Pre-Paulson plan, the fear was of multiple banking collapses. This is what happened in the wake of the 1929 Great Crash. That fear has abated.

But attention has now turned to the cost of the Paulson plan. It entails a big increase in the US government deficit. The extra borrowing could crowd out the private sector. Or the US could raise taxes and cut spending - a combination that will depress economic activity.

Printing money plus depressed economic activity sounds like stagflation, as suffered in the 1970s. And so, sure enough, on Monday there was a record oil rise.

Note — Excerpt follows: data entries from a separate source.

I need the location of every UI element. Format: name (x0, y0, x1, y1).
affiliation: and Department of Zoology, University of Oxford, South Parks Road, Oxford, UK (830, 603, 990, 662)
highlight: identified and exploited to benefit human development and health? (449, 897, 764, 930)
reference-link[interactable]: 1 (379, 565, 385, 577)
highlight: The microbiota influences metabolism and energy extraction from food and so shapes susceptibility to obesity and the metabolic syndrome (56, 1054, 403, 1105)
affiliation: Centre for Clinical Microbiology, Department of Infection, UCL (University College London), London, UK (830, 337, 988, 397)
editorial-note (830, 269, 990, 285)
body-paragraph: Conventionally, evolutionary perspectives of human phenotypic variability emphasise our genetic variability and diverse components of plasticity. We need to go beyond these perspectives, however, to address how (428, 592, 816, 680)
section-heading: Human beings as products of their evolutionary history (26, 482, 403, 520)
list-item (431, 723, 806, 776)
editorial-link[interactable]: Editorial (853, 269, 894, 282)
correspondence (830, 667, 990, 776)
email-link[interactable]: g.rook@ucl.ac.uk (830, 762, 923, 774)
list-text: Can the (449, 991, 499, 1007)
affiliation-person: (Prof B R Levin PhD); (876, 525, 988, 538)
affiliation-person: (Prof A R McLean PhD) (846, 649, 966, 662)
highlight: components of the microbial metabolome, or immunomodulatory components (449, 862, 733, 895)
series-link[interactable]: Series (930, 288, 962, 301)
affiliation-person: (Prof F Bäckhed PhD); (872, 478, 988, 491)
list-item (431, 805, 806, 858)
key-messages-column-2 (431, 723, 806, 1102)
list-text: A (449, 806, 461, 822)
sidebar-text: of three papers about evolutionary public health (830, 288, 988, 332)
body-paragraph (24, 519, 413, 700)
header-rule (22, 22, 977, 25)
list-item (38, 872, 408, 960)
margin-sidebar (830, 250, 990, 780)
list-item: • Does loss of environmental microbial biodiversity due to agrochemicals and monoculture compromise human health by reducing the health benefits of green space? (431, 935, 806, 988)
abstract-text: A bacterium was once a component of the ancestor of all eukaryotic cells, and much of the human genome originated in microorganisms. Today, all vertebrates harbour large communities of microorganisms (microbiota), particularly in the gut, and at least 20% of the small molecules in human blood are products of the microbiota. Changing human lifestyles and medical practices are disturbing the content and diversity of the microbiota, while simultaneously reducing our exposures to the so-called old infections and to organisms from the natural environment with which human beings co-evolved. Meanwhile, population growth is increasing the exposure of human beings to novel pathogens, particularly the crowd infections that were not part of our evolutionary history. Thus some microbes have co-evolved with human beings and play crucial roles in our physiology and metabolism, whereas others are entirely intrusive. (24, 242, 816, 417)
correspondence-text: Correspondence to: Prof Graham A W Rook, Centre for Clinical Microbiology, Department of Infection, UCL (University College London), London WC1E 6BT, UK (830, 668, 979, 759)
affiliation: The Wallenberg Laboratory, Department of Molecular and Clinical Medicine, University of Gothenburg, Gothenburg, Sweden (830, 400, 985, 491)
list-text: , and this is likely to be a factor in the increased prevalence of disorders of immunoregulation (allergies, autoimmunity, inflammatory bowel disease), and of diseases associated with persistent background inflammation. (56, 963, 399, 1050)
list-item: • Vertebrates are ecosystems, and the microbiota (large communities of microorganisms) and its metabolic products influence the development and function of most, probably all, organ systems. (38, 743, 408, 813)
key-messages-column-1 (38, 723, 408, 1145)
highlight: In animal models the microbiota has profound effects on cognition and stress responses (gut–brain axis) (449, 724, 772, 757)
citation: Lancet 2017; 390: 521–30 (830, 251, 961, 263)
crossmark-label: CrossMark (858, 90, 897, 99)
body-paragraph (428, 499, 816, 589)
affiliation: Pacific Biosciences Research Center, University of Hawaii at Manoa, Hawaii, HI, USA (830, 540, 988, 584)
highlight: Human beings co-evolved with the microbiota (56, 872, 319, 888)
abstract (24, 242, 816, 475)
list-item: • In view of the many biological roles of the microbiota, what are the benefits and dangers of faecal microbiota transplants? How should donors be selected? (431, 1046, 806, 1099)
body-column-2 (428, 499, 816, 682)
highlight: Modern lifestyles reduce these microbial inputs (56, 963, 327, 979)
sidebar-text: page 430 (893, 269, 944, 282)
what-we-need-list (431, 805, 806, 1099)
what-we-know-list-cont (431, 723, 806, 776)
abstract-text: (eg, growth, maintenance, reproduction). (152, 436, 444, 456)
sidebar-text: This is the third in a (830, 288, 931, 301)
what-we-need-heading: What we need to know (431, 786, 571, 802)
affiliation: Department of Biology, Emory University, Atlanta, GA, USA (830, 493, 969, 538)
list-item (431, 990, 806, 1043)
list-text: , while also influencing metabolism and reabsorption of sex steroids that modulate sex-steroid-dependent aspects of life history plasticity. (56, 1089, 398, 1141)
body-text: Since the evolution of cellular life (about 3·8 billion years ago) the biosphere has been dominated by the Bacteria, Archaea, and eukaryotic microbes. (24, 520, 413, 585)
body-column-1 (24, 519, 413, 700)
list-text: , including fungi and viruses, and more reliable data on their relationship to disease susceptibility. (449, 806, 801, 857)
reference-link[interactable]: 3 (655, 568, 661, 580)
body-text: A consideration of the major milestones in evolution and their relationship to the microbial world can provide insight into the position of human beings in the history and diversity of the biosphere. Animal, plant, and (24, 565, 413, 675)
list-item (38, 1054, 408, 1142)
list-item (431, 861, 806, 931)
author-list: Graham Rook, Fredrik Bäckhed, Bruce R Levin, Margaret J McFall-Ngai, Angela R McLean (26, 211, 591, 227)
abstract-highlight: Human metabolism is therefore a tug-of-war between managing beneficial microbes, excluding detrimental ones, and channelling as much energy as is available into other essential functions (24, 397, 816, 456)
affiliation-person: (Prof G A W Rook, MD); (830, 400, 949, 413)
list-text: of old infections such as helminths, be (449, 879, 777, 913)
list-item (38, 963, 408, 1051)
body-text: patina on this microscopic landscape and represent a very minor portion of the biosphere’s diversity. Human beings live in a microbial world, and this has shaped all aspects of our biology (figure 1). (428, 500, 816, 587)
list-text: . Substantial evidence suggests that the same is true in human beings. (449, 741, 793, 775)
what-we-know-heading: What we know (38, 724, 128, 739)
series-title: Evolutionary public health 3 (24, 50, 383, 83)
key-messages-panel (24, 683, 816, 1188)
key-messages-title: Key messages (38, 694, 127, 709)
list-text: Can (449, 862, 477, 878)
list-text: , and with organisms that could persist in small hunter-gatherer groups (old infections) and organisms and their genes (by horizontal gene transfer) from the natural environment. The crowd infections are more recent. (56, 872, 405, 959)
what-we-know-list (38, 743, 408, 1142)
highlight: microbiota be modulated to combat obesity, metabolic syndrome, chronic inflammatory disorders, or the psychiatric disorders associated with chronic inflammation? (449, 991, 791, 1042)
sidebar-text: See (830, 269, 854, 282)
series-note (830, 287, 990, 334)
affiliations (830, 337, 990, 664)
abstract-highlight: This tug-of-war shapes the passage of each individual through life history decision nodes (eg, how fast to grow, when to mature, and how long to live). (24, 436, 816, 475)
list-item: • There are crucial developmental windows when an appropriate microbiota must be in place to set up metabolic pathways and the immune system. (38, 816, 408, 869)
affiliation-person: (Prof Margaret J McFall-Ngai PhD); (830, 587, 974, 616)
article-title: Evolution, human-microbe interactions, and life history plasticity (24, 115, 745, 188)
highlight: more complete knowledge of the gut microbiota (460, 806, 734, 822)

Last Tuesday, benchmark oil futures traded at $90.51. At one point on Monday, they hit $130, a swing of 44 per cent. For context, in the five days after the 1990 invasion of Kuwait, oil gained only 40 per cent.

Monday's move had nothing to do with supply and demand in the oil market, much to do with a squeeze of short positions ahead of futures contracts expiring, and a lot to do with Paulson. Fearing inflation's corrosive effect on financial assets, traders bid up all real assets, including silver and gold.

We have been here before. Until July, markets were betting on the "stagflation trade" by buying oil and selling short financials. But that was based on easy monetary policy, or cheaper money from the Federal Reserve. Fed Funds futures barely moved on Monday.

This time, the market is banking on cheap money from the Treasury, not the Fed.